Alù will discuss venues to induce chirality and sharp frequency responses based on lattice symmetries, to largely break Lorentz reciprocity and realize isolation without the need of magnetic bias based on broken time-reversal symmetry, and to induce enhanced light-matter interactions at exceptional points induced by parity-time symmetry. Alù will discuss how broken symmetries in space and space-time open the opportunity to induce topological order in metamaterials. Finally, the webinar will cover the impact of these concepts from basic science to practical technology, from classical waves to quantum phenomena.

What You Will Learn:

  • How the fundamental knowledge of time-reversal and parity-time symmetries can be used to create photonic metamaterial-based devices that show non-reciprocity and isolation, enhanced light-matter interactions and topological order


Who Should Attend:

  • Research scientists and engineers in university, government and industrial laboratories
  • Master and PhD students


About the Presenter: Andrea Alù, CUNY Advanced Science Research Center

Andrea Alù is the Founding Director and Einstein Professor at the Photonics Initiative, CUNY Advanced Science Research Center.
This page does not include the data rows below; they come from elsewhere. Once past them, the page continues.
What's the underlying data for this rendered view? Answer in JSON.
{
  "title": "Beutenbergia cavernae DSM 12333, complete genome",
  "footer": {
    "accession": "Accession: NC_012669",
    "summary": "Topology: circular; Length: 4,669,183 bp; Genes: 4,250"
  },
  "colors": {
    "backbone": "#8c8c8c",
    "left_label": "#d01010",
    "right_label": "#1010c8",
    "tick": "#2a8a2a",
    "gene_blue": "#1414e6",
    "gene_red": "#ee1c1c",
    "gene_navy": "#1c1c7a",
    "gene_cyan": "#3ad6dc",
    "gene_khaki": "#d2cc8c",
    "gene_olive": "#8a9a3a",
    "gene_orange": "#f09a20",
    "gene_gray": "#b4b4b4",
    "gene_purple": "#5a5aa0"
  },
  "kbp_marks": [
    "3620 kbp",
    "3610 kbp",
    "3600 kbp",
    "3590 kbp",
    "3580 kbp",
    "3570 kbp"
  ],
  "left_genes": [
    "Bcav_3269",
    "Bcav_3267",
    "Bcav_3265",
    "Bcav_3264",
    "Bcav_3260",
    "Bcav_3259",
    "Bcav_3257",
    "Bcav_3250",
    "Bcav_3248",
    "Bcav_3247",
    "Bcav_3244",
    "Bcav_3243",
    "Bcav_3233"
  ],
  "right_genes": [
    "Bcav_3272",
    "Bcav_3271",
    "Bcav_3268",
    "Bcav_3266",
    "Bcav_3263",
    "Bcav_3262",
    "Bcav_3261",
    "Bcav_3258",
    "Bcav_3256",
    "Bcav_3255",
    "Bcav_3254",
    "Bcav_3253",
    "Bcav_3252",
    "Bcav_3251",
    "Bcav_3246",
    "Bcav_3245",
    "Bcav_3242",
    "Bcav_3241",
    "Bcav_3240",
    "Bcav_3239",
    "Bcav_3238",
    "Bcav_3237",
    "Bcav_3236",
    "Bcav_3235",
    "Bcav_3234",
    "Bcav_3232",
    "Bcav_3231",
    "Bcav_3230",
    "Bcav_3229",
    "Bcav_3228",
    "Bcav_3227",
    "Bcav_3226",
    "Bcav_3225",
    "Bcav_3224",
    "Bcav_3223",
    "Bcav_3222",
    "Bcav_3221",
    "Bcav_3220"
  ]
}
He received his Laurea (2001) and PhD (2007) from the University of Roma Tre, Italy, and, after a postdoc at the University of Pennsylvania, he joined the faculty of the University of Texas at Austin in 2009, where he was the Temple Foundation Endowed Professor until Jan. 2018. Dr. Alù is a Fellow of NAI, AAAS, IEEE, OSA, SPIE and APS, and has received several scientific awards, including the 2020 IEEE Kiyo Tomiyasu Award, the Vannevar Bush Faculty Fellowship from DoD (2019) , the 2017 ICO Prize in Optics, the 2015 NSF Alan T. Waterman award, the 2013 OSA Adolph Lomb Medal, and the 2011 URSI Issac Koga Gold Medal.